Grading permits. Neighbors complain of adjacent developments grading up to the property line, which destroys roots resulting in dead trees on their own property. While property law establishes means to file suit for damages, this places the burden of documenting damage, retaining counsel, filing suit, collecting and enforcing on the neighbor who was just trying to enjoy their property. The new UDO should adopt measures that prevent grading and damage to roots in the first place, instead of placing the burden on Knox County residents to react and deal with damage.

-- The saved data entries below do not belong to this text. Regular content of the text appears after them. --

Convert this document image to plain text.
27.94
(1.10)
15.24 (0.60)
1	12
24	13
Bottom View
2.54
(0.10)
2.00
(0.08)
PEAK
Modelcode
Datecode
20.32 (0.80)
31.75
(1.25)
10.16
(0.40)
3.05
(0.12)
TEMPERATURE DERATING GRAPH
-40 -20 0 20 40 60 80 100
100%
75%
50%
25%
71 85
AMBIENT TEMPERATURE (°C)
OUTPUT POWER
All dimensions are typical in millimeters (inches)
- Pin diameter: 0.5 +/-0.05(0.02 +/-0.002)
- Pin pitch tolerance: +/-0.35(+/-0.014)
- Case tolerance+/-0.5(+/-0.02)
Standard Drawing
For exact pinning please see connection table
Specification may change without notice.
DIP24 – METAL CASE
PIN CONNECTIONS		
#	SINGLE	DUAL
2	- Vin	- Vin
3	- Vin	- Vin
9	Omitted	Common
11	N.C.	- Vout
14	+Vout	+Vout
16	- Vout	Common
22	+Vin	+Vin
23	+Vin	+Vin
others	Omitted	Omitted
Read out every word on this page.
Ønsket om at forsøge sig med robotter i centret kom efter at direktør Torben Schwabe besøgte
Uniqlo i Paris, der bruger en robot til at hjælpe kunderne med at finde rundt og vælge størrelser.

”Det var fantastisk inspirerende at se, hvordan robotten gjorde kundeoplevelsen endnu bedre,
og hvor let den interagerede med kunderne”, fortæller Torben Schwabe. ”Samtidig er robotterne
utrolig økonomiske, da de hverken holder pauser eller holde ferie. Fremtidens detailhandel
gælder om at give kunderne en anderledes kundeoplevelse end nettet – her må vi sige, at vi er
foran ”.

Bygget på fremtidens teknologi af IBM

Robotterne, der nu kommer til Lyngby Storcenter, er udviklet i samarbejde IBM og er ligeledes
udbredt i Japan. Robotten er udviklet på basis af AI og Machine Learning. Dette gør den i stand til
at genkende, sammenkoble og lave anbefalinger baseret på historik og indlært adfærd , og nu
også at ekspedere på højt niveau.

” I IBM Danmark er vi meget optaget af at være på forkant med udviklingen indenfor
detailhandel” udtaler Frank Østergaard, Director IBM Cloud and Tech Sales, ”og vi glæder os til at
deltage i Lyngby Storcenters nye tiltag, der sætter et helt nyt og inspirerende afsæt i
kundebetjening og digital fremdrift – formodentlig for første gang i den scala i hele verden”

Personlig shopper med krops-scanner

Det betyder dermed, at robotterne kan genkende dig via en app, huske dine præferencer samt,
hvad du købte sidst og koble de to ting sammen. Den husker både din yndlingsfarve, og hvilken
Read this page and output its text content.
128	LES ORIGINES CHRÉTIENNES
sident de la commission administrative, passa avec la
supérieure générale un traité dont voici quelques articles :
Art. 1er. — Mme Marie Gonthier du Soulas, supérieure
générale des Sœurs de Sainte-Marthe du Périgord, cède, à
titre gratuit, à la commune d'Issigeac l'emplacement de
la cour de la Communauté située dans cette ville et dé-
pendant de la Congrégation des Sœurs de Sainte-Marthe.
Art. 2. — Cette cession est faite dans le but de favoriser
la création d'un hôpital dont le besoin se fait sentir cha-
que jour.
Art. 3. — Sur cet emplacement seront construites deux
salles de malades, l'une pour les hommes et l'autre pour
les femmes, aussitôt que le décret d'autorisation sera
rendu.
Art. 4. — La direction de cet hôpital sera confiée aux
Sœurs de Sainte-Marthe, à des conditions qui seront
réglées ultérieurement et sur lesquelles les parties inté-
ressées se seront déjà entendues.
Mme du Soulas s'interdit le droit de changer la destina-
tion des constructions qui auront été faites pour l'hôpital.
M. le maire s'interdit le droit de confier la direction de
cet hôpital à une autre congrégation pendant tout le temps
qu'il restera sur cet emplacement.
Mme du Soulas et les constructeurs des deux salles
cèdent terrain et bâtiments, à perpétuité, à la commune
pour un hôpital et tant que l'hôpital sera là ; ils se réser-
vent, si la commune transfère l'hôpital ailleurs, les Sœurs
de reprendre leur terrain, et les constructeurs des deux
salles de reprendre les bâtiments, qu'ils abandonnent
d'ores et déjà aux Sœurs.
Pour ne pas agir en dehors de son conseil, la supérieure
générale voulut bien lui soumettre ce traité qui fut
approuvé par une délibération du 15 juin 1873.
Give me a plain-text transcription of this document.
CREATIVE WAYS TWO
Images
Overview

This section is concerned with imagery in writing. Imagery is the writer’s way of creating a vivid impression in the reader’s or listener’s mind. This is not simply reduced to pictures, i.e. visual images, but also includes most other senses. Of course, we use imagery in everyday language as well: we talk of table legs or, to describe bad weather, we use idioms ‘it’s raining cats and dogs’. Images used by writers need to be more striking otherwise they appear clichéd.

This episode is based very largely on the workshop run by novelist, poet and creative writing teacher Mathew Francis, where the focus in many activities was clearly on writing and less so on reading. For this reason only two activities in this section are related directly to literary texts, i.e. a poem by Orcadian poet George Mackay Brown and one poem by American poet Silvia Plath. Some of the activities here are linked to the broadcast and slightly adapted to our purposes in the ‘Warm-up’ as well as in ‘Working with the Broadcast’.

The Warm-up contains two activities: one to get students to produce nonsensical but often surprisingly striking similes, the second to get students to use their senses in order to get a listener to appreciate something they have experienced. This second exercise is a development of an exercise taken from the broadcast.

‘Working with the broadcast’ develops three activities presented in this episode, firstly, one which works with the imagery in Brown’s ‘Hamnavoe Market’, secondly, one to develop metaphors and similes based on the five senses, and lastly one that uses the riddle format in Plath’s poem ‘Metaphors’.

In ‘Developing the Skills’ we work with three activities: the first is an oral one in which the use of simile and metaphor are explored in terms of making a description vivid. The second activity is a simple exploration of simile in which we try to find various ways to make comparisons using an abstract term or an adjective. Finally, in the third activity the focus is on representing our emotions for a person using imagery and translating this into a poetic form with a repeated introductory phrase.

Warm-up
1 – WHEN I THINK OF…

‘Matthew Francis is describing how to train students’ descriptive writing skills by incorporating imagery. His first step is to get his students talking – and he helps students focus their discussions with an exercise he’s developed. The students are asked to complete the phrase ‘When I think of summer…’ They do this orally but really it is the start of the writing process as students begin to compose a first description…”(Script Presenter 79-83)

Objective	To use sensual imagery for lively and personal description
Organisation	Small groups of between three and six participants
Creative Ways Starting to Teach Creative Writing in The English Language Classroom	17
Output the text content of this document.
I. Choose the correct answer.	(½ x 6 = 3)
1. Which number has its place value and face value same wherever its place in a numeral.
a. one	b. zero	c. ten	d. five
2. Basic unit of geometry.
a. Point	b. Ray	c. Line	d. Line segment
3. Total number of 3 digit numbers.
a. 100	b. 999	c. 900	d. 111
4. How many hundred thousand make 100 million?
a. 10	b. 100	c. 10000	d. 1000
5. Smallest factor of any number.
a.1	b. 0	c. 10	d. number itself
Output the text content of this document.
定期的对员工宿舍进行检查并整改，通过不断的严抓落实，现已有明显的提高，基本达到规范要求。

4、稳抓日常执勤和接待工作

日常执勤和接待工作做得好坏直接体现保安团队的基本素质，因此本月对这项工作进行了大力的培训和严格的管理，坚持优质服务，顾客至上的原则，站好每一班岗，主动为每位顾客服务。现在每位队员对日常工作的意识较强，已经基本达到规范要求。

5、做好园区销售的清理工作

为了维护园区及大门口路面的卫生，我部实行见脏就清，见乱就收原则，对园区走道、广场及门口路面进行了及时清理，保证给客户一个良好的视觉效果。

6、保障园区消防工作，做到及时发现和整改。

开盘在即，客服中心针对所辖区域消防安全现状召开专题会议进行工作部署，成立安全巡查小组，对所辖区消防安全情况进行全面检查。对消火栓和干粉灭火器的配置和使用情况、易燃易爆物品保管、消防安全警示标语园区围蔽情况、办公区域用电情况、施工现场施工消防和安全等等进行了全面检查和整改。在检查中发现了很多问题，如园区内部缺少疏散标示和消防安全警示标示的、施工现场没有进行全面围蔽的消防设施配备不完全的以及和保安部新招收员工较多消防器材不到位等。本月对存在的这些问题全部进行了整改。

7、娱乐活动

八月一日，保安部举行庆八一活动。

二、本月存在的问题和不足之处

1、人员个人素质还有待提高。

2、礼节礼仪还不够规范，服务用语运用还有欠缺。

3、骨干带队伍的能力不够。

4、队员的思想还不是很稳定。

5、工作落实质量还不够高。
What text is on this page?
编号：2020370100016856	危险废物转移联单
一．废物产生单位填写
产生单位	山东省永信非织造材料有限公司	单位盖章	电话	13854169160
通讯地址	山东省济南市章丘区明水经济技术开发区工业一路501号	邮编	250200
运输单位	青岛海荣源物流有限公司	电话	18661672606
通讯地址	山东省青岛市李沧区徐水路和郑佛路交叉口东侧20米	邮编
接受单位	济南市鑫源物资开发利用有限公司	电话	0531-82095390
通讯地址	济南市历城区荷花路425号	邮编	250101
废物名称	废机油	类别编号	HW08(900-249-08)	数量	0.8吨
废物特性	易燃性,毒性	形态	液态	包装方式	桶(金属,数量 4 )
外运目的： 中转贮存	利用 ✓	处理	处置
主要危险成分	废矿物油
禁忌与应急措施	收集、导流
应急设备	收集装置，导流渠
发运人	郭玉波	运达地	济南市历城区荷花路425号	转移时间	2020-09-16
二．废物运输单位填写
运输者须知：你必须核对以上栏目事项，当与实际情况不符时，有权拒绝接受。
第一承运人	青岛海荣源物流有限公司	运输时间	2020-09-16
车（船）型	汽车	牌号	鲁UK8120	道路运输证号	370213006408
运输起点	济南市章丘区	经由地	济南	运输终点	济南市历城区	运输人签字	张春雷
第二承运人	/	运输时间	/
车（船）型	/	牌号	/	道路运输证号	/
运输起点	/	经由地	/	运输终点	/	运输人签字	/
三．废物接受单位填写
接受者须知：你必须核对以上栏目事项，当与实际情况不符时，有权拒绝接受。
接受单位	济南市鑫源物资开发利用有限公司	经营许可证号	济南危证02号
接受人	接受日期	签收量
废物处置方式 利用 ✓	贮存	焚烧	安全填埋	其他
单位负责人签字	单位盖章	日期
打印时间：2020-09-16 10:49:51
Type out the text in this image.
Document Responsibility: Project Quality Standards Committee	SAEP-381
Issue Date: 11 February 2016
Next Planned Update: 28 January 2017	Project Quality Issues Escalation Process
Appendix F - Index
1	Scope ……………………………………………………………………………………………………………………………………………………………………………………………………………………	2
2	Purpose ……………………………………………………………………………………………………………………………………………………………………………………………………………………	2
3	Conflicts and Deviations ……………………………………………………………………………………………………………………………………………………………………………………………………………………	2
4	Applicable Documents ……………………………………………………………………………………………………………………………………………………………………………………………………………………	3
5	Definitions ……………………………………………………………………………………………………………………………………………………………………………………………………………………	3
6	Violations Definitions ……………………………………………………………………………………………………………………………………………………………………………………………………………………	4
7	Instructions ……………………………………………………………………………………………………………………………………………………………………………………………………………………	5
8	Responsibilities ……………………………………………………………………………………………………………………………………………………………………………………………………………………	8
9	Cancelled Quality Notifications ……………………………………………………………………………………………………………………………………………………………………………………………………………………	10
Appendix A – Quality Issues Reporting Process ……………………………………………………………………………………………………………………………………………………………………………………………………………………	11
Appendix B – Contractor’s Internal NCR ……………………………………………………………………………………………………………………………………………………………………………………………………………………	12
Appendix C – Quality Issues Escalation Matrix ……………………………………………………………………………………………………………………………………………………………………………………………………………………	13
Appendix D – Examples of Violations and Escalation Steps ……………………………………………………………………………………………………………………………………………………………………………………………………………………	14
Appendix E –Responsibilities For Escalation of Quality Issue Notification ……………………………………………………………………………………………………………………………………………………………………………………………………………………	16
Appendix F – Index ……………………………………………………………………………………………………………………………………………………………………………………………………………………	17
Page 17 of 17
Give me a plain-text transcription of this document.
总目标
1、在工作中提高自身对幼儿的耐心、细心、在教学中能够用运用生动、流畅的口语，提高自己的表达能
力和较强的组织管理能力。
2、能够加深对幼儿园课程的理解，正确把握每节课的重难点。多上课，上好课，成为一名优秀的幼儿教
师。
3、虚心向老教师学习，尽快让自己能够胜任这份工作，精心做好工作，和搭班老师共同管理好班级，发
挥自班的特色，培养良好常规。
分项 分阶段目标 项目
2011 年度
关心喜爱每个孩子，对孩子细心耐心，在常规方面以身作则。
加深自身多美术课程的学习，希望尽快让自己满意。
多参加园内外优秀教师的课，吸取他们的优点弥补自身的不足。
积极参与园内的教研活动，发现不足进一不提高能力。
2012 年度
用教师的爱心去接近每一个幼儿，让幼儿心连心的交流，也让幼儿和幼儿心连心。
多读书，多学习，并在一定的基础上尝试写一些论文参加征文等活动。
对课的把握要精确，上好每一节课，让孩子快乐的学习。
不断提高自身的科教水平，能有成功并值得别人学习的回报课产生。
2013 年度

UDO Development and Adoption Process

While the first phase of Advance Knox did a good job of collecting public information, the final plan was unveiled and discussed without the benefit of public open houses. The only way to submit feedback was structured public forums or structured comments. There was not an opportunity for the public to engage with planners, stakeholders, and elected officials in a more informal, conversational manner. There must be open house meetings to discuss the draft udo ordinance, solicit feedback and suggestions, and make modifications before the legislative adoption process starts. This is the same process that was successfully used with Sector Plan updates – 1 round of background info and request for input, and a 2nd round presenting the draft sector plan updates (maps + text).